Later in the day, however, he appeared to walk back his earlier tough stance, suggesting that it would probably be possible to achieve a compromise with France on trade.

"We do a lot of trade with France and we have a minor dispute. I think we'll probably be able to work it out," Trump said. "But we have a big trade relationship, and I'm sure that within a short period of time, things will be looking very rosy, we hope. That's usually the case with the two of us, we work it out."

French Finance Minister Bruno Le Maire said the U.S. tariff threat is "simply unacceptable. ... It's not the behavior we expect from the United States toward one of its main allies."

The French tech tax, he said, is aimed at "establishing tax justice." France wants digital companies to pay their fair share of taxes in countries where they make money instead of using tax havens, and is pushing for an international agreement on the matter.

The problem is pronounced in Europe, where a foreign company can pay most of its taxes in the one EU country where it has its regional base -- often a small country like Luxembourg or Ireland that tries to attract multinationals with very low corporate taxes.

Le Maire noted that France will reimburse the tax if the U.S. agrees to the international tax plan.

French wine and cheese producers expressed dismay about being caught in the middle of the battle over digital revenue. Cheese producers warned that the U.S. measure would hit small businesses hardest.

An industry association for pungent Roquefort cheese, among the targeted products, said the 100% tariffs could wipe out the U.S. market -- 300 tons a year -- for the blue-veined cheese.

"We're lucky to have a product known around the world but the reverse side of that is that every time there's a trade dispute, Roquefort is systematically targeted," said Jerome Faramond, the association president.

Le Maire said France talked this week with the European Commission about EU-wide retaliatory measures if Washington follows through with the tariffs next month.

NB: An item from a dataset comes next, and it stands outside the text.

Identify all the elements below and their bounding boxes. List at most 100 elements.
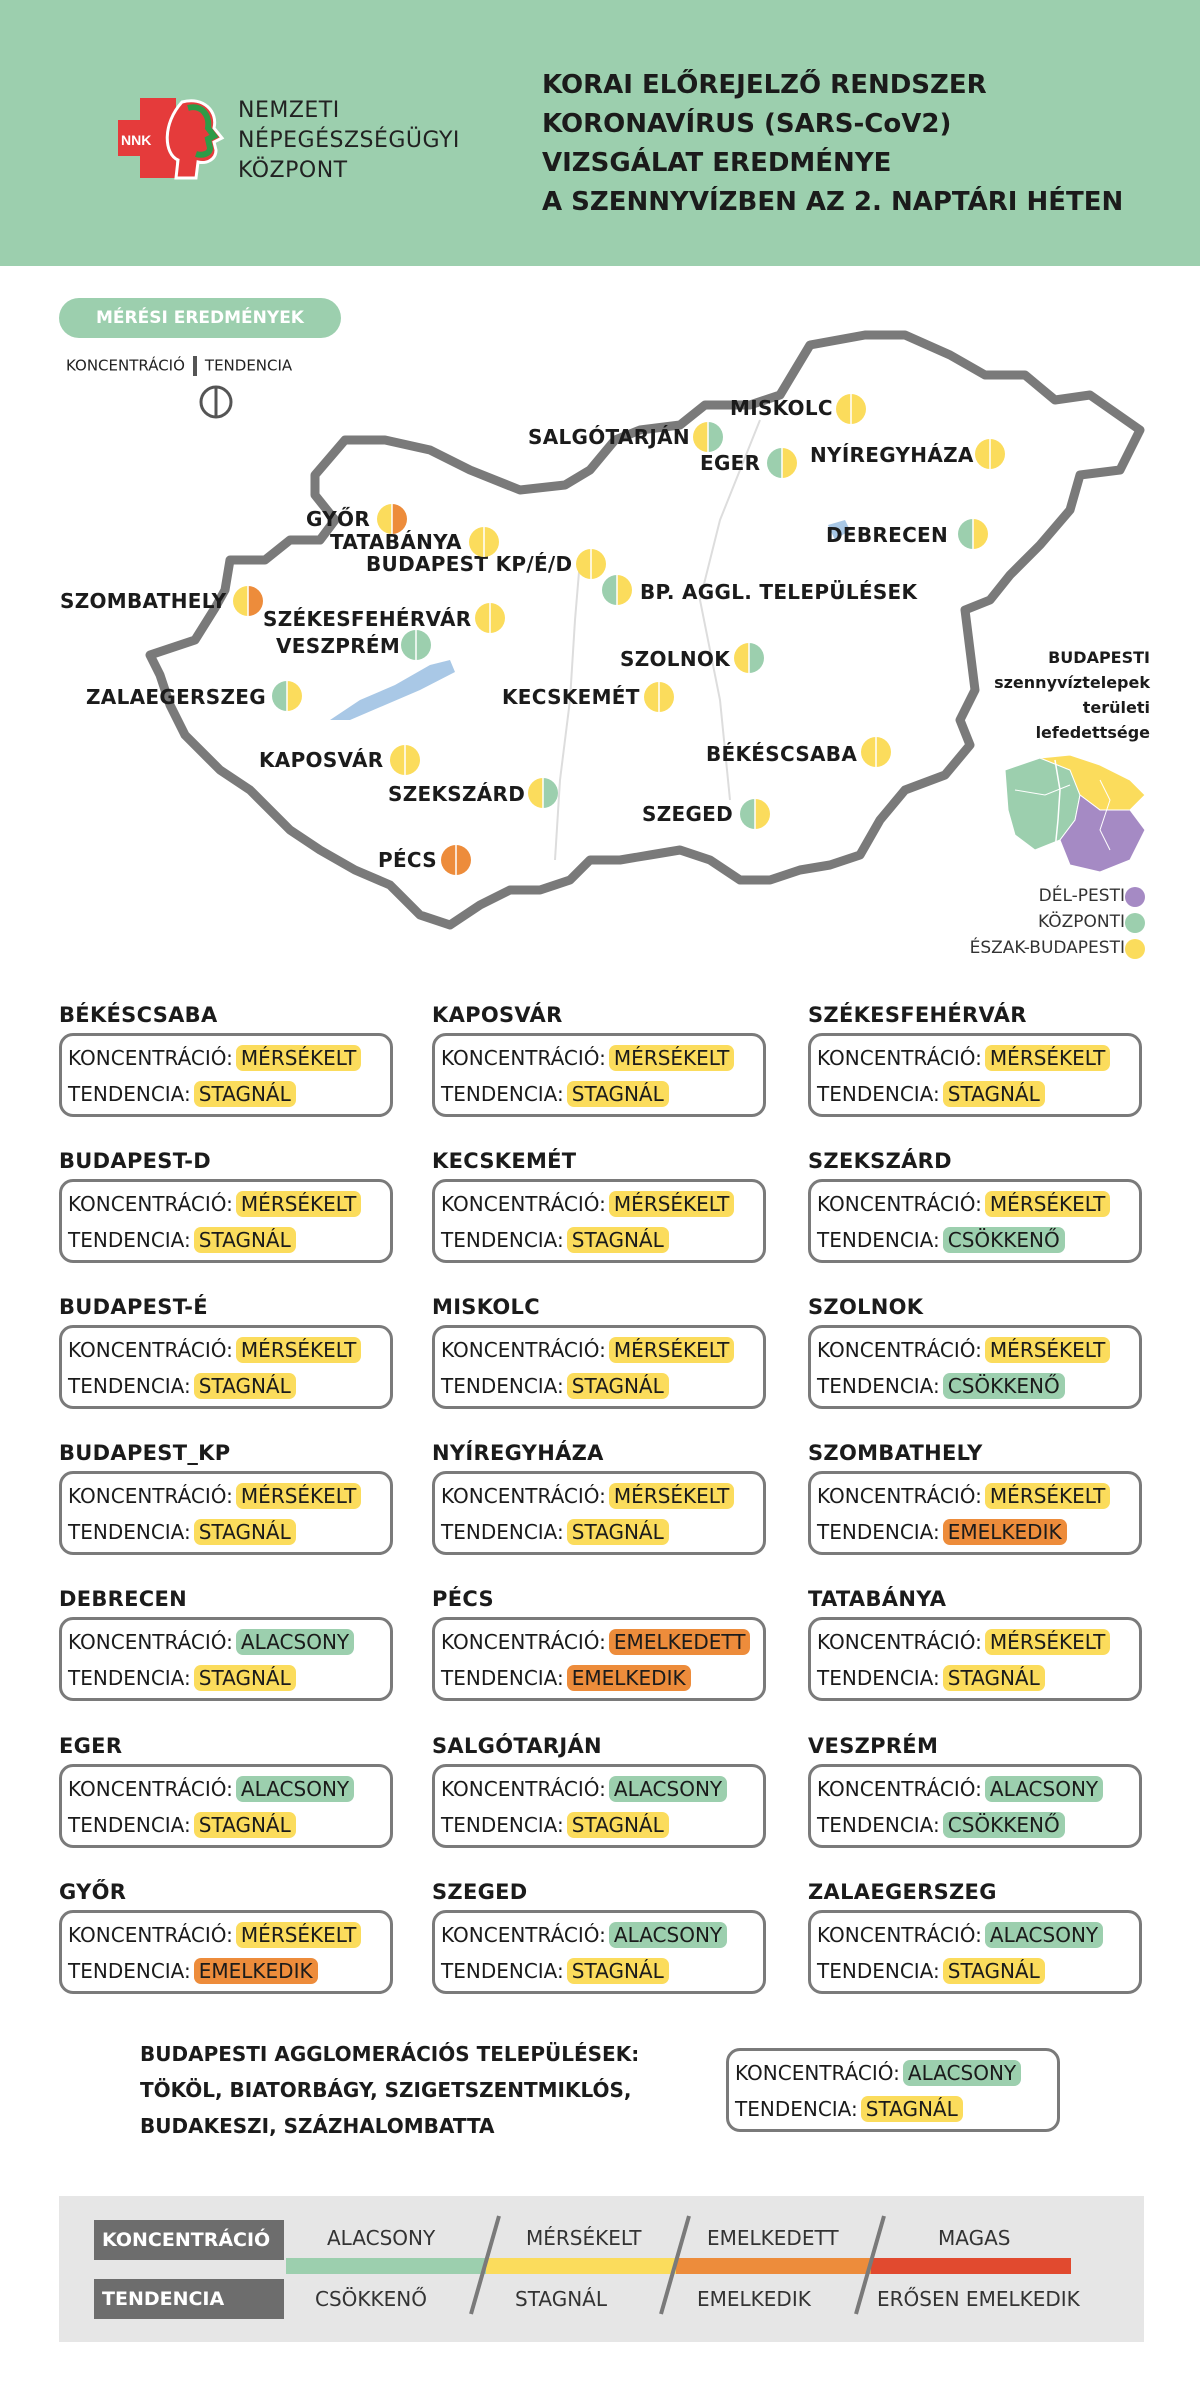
map-city-label: TATABÁNYA <box>330 530 462 554</box>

EU Commission spokesman Daniel Rosario said the EU will seek "immediate discussions with the U.S. on how to solve this issue amicably."

The U.S. tariffs could double the price American consumers pay for French imports and would come on top of a 25% tax on French wine imposed last month over a separate dispute over subsidies to Airbus and Boeing.

The U.S. trade office claims that France's new digital-services tax discriminates against U.S. companies.

France disputes that, saying it targets European and Chinese businesses, too.

An attempt to agree on a Europe-wide tax fell through earlier this year when four countries -- Sweden, Finland, Denmark and Ireland -- declined to sign off on it. But Margrethe Vestager, currently the EU's antitrust chief, said last week that the bloc would try to find unity again if there isn't a global agreement.

Other European countries are planning to levy a digital tax without waiting for an international solution. Italy's government has said that it will implement on Jan. 1 a tax on digital revenue, and Boris Johnson's Conservative Party, which leads the polls for this month's U.K. general election, has committed to a digital-services tax.

Information for this article was contributed by Angela Charlton, John Leicester, Aamer Madhani, Zeke Miller, Darlene Superville, Paul Wiseman and Raf Casert of The Associated Press; by James McAuley of The Washington Post; and by William Horobin, Jenny Leonard and Laura Davison of Bloomberg News.